Seattle skyline, pretty as ever. We stayed at the Hyatt, and our window looked out on the Space Needle. It's kind of hypnotic to watch the elevators going up and down. From a distance the flag on top looked like a giant bird, maybe even a pterodactyl. But it was really just a Seahawks flag.
Saturday morning we walked down to Pike Place Market and arrived as many of the stalls were just setting up for the day.
For some inexplicable reason, we both were hailed as "cool" while at the market. For me, it was in the little tea and spice shop were we bought apricot and huckleberry tea. I was wearing my Cityscape sweater, and not one, not two, but three different shop workers thought it was amazing. Yeah, it felt good. For Steve, it was in the little quilt shop, where he showed the owners his app for identifying unknown songs - soundhorn, I think it's called? They both thought that was amazing. Well, it is, actually, it would be all I needed for a very long evening's entertainment. But the point was, we were both considered cool... in Seattle, the epicenter of cool. I know it won't last, but we did enjoy the experience.
Steve needs reminders to take pictures with his phone camera, but when he can, he always includes a highway. It was unusually sunny and clear, but a bit cold. We did a lot of walking.
After the market and lunch at Starbucks (thanks, students, for the Christmas gift cards!) we took in the Asian Art Museum. Lots of neat stuff there. I liked the guardian camels, donated "for the enjoyment of the children of Seattle." There was a cool conservatory building nearby, with carnivorous pitcher plants and tropical orchids of breathtaking beauty. Then we took in a concert of Celtic music, which was quite nice. Turns out it was the farewell concert for a local group that specialized in Scots Gaelic, and the opening act was a young artist, Kyle Carey, who combines Gaelic with Americana in a fascinating way.
Sunday morning we broke out of our mold and visited Mars Hill, something I've always been curious about. Okay, check that off the bucket list.
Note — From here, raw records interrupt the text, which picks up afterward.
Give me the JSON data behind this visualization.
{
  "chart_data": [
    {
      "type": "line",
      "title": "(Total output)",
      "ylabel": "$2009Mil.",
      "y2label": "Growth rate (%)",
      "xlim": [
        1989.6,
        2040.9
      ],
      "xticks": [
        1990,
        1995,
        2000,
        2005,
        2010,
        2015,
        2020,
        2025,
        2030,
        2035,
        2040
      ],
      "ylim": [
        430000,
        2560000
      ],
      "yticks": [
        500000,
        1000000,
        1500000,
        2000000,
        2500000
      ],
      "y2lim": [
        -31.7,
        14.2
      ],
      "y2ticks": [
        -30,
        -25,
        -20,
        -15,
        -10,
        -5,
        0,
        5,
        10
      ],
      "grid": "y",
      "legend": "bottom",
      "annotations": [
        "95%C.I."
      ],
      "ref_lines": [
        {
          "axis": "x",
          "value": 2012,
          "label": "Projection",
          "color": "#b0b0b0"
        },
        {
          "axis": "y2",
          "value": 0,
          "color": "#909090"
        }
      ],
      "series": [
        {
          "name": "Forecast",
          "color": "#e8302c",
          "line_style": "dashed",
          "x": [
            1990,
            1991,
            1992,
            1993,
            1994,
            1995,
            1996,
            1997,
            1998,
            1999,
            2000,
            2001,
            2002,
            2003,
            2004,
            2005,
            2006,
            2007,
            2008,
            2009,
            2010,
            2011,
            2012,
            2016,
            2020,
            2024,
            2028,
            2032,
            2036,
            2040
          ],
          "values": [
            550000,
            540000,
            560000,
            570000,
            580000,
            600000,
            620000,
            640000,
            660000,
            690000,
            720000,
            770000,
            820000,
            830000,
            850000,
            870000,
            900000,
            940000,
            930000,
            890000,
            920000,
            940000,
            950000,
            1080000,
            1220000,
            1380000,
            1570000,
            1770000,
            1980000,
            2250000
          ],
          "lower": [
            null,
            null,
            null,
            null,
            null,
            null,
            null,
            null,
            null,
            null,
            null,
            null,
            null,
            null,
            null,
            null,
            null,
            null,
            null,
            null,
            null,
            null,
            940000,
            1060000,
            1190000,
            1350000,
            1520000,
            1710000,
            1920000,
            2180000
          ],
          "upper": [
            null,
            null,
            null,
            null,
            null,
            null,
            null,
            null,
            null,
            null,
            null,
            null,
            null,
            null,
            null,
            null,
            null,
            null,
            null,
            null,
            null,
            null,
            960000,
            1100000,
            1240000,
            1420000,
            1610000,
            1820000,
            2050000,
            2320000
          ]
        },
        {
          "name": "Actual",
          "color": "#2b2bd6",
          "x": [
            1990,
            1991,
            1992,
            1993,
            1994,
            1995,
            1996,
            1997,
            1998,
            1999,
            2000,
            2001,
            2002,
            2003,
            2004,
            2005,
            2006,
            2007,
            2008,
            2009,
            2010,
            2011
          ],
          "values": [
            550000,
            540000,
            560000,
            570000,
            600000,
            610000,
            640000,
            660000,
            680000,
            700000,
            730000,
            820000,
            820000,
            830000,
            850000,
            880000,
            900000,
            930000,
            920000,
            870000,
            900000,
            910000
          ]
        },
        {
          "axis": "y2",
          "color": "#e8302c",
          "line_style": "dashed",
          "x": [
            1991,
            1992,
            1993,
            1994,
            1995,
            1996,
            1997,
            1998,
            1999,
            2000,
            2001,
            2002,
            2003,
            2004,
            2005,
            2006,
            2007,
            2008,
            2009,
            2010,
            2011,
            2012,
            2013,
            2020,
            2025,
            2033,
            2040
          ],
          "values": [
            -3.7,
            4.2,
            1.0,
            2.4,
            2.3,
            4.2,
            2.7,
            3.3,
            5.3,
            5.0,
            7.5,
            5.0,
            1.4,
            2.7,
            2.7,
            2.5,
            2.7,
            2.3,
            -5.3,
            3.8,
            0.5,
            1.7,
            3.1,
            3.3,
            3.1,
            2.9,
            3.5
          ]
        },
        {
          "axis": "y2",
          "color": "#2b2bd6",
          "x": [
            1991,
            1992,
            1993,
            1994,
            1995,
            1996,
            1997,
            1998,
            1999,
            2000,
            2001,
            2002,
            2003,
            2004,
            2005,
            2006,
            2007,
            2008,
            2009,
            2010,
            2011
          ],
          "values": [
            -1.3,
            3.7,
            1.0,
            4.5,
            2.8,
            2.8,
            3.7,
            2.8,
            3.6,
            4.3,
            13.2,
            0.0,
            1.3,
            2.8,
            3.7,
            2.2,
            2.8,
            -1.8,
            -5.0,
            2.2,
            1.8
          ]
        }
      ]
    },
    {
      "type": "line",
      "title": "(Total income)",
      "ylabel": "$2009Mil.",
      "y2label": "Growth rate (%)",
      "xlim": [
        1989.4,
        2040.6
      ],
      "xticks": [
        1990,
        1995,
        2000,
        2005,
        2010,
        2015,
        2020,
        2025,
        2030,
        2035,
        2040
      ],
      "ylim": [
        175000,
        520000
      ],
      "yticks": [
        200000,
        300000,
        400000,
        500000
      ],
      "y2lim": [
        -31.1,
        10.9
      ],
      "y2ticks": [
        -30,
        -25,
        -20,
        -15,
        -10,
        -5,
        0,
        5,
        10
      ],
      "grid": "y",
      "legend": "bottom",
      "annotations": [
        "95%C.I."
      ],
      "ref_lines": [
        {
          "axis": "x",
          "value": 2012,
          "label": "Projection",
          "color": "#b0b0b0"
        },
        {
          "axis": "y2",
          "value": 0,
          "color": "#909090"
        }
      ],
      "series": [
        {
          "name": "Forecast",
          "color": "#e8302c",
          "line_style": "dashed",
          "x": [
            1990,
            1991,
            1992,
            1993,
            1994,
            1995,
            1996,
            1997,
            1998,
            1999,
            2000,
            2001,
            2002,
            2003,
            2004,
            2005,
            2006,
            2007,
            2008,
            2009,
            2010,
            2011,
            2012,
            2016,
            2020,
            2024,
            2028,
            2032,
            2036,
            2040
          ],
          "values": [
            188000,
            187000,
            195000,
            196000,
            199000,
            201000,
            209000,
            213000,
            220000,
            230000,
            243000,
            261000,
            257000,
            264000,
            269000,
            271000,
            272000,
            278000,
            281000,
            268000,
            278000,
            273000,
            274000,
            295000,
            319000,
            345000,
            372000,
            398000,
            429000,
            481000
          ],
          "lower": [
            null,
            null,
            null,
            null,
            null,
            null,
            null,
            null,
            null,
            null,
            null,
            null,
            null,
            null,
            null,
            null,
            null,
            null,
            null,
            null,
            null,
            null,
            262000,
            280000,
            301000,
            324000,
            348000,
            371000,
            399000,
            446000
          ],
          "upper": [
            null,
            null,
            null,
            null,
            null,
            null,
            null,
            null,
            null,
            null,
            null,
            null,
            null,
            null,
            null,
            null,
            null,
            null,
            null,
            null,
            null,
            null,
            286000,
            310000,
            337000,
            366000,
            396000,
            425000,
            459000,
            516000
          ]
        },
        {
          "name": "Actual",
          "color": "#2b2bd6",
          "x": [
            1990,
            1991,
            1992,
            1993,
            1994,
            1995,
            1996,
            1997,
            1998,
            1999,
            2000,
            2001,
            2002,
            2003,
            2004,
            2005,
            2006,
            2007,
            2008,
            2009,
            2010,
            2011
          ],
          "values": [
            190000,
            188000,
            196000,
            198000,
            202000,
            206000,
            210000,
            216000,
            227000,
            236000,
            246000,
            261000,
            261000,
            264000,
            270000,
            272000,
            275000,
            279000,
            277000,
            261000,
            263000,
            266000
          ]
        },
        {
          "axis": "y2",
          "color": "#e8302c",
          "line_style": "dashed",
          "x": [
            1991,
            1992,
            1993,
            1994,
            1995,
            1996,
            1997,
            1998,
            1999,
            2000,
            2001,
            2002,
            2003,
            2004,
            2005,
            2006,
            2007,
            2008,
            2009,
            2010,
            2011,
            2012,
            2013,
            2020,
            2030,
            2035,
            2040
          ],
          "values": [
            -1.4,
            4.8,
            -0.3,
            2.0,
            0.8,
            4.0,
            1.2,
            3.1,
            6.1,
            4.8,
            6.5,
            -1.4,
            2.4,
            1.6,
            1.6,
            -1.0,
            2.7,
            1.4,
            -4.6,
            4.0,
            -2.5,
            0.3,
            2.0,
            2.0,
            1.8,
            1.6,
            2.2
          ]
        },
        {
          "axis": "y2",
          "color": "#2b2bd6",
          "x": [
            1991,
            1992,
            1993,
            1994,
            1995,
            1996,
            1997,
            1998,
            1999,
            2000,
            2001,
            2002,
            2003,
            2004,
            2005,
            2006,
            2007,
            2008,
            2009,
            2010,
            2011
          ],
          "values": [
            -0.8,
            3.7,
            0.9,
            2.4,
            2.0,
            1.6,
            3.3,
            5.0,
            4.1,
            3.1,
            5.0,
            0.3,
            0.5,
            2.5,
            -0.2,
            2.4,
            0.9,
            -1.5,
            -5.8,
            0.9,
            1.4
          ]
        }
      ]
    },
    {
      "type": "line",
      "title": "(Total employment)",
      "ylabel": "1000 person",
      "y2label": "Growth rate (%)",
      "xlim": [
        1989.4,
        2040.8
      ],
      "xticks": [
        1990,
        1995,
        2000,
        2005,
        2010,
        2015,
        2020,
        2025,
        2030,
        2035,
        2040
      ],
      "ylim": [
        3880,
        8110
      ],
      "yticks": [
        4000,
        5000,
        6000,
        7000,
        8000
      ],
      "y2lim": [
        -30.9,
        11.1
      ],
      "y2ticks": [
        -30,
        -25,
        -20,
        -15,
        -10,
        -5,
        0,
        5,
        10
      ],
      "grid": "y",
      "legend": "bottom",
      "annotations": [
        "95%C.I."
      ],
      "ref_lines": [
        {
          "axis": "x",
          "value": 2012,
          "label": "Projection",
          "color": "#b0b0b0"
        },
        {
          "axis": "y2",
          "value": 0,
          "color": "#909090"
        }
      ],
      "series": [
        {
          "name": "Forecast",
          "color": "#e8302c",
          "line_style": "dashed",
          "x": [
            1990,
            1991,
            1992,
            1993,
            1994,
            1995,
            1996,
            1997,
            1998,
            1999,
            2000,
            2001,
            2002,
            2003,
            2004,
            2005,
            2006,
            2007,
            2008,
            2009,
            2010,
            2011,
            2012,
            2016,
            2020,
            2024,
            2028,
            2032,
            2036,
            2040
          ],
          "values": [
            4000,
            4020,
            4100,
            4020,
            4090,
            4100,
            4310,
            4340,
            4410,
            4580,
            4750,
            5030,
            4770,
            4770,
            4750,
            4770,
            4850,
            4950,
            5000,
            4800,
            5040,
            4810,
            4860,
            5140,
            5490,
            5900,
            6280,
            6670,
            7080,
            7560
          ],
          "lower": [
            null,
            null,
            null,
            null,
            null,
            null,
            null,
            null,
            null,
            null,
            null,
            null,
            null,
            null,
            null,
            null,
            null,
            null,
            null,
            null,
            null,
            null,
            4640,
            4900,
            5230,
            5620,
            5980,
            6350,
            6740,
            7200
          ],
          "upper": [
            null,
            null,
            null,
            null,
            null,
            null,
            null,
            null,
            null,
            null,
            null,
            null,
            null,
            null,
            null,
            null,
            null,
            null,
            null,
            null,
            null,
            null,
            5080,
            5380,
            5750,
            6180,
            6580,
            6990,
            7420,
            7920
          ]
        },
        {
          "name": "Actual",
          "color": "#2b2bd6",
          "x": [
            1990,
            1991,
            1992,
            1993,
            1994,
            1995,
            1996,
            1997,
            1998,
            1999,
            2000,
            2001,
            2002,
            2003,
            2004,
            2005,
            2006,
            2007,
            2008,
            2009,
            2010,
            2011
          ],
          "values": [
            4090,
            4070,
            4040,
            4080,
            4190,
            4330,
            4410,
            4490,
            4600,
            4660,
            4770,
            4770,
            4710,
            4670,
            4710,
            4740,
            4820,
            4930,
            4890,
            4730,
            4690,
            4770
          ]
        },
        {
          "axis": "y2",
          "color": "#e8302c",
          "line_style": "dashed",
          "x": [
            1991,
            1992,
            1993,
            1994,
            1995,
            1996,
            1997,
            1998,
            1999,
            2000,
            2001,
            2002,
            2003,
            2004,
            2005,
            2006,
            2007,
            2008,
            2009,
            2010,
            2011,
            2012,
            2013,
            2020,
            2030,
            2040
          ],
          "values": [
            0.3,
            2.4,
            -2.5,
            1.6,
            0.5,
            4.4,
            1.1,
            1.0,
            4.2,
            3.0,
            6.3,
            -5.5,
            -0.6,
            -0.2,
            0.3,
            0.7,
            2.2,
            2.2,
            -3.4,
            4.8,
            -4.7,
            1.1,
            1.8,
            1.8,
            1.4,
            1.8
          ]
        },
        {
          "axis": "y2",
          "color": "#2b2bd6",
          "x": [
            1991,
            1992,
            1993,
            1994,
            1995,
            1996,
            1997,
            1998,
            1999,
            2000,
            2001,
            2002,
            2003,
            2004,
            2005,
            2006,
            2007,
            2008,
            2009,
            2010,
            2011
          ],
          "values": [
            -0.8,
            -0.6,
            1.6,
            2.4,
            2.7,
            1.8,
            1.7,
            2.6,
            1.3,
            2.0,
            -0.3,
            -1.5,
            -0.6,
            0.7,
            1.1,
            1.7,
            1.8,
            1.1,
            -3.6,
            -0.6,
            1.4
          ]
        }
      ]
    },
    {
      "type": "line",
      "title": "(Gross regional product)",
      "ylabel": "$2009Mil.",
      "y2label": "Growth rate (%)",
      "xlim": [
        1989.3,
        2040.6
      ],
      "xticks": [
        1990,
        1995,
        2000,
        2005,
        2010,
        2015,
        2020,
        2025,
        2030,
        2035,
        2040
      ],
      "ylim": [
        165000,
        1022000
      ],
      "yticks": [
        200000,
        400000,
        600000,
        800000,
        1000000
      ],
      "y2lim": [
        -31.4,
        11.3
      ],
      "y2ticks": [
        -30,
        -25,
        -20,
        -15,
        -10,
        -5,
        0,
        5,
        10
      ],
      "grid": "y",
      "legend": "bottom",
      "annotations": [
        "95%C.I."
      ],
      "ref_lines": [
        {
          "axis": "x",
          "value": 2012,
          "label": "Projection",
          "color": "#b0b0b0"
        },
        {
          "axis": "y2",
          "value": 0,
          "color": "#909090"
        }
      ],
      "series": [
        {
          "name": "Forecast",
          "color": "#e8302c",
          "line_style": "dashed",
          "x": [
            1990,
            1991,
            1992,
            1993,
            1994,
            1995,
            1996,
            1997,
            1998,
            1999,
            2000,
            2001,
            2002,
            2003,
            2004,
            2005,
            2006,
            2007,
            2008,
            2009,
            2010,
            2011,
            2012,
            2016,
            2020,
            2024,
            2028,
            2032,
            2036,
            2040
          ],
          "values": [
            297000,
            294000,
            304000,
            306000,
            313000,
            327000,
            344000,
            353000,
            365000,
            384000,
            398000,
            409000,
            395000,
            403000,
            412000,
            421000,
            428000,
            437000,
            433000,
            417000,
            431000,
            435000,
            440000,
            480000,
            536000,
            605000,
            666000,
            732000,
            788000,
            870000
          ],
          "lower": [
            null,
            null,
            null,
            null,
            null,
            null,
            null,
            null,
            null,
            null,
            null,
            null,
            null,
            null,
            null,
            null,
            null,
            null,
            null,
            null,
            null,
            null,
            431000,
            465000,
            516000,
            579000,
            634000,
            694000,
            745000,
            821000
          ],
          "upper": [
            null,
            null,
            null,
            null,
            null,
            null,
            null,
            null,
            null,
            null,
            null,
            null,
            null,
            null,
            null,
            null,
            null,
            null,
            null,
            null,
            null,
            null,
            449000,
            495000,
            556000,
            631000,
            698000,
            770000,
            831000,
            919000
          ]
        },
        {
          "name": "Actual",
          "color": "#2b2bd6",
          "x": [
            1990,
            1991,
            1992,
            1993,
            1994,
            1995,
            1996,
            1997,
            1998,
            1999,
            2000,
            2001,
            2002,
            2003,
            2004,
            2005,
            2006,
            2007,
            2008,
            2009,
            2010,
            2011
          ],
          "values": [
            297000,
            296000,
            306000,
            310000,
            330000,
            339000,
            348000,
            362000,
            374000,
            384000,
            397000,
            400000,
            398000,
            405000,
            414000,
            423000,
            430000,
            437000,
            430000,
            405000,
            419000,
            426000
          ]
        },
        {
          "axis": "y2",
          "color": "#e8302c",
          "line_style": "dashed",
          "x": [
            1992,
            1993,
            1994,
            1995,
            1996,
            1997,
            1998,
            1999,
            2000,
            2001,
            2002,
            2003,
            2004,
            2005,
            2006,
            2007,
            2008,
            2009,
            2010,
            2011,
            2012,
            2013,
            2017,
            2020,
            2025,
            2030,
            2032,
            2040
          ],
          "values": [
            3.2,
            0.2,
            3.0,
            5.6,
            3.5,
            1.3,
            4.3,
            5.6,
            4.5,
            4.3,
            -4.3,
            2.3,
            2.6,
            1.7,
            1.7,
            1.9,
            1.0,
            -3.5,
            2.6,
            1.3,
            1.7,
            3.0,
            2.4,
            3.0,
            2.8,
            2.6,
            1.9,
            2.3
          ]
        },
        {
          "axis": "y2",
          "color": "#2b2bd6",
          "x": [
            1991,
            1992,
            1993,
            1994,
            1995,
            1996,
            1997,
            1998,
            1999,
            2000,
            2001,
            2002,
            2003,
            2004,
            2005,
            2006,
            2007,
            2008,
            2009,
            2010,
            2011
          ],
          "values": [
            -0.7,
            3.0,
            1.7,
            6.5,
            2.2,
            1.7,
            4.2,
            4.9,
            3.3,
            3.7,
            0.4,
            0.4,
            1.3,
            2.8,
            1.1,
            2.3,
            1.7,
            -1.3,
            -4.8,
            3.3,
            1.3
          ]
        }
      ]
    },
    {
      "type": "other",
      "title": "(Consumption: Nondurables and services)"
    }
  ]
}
The sermon was good, and I actually preferred the indie rock style music to what passes for worship music at a lot of modern churches. But once is probably enough.
Then it was back to the wars on Monday. Oh, what a Monday! Worries about students' academic performance, backlog of grading. Then the kicker. I had taken advantage of the half hour assembly period to print out and copy quizzes and final exams. When I got back to my computer I figured I had just enough time to click on one link... but then my browser froze up for a minute, and I looked down to do some grading while it unfroze. I made a little plinking sound, and I looked up to be notified that antivirus had detected and neutralized a Trojan Horse, nothing to be concerned about. Then the next thing I knew, I was staring at myself on my screen in a kind of "mug shot." Framed around it was a stern warning that I had been caught downloading information illegally and my computer was locked and my personal information would be handed over to the FBI unless I clicked the little green button to pay the fine. My own webcam had been hijacked and turned against me.
Okay, I'm not that stupid, thank you very much. Nor do I have a guilty conscience because I do not download anything illegally. I did what any techically-unproficient knows to do, I rebooted. Still there. Then I called Steve. He was in a meeting but said he would try to deal with it in the afternoon, but when I got home maybe Daniel could try alt-F4 or something like that. Then I had to teach my last class, and then I had teacher's meeting, and then I had to go to the doctor for my annual exam (which was more like my quadrennial exam ... I'm telling you, it was one of those epic Mondays!) When I finally got home Daniel took one look at the laptop and went into Nerd Herd mode. I left him to it, but it was like anxiously pacing back and forth while your loved one is in surgery. Apparently this is the kind of virus that replicates itself, renames itself randomly, and plants itself in several places, and it has little minion malware offshoots that also seek to cause havoc. I guess the technical name for it is ransomware, because it holds your computer for ransom. I'd been having trouble with the firewall turning itself off for the last few weeks; don't know if that was related, but it might certainly be how it got on in the first place. Daniel continued to debug and run system restores and virus scans and malware scans for a good 28 hours from diagnosis to the time late this afternoon when he pronounced the all-clear (at some point late yesterday, he got that stubborn look on his face that I know so well from other members of the family and pronounced that now it was a personal challenge!). I had to go to school computer-less today, which wasn't all that bad because I rarely have time to do more than check messages anyway.
And the absolute cherry on the top of Monday was when I showed up at Starbucks for knit night and no other knitters were there. I ordered my tall decaf vanilla spice latte to go and came home, tucked myself in bed, and knitted and read until I fell asleep early.
So I hope you understand why Kathy was not on the blog yesterday. All political commentary, book reviews, and knitting and quilting updates will have to wait until the laptop and I recover from Monday.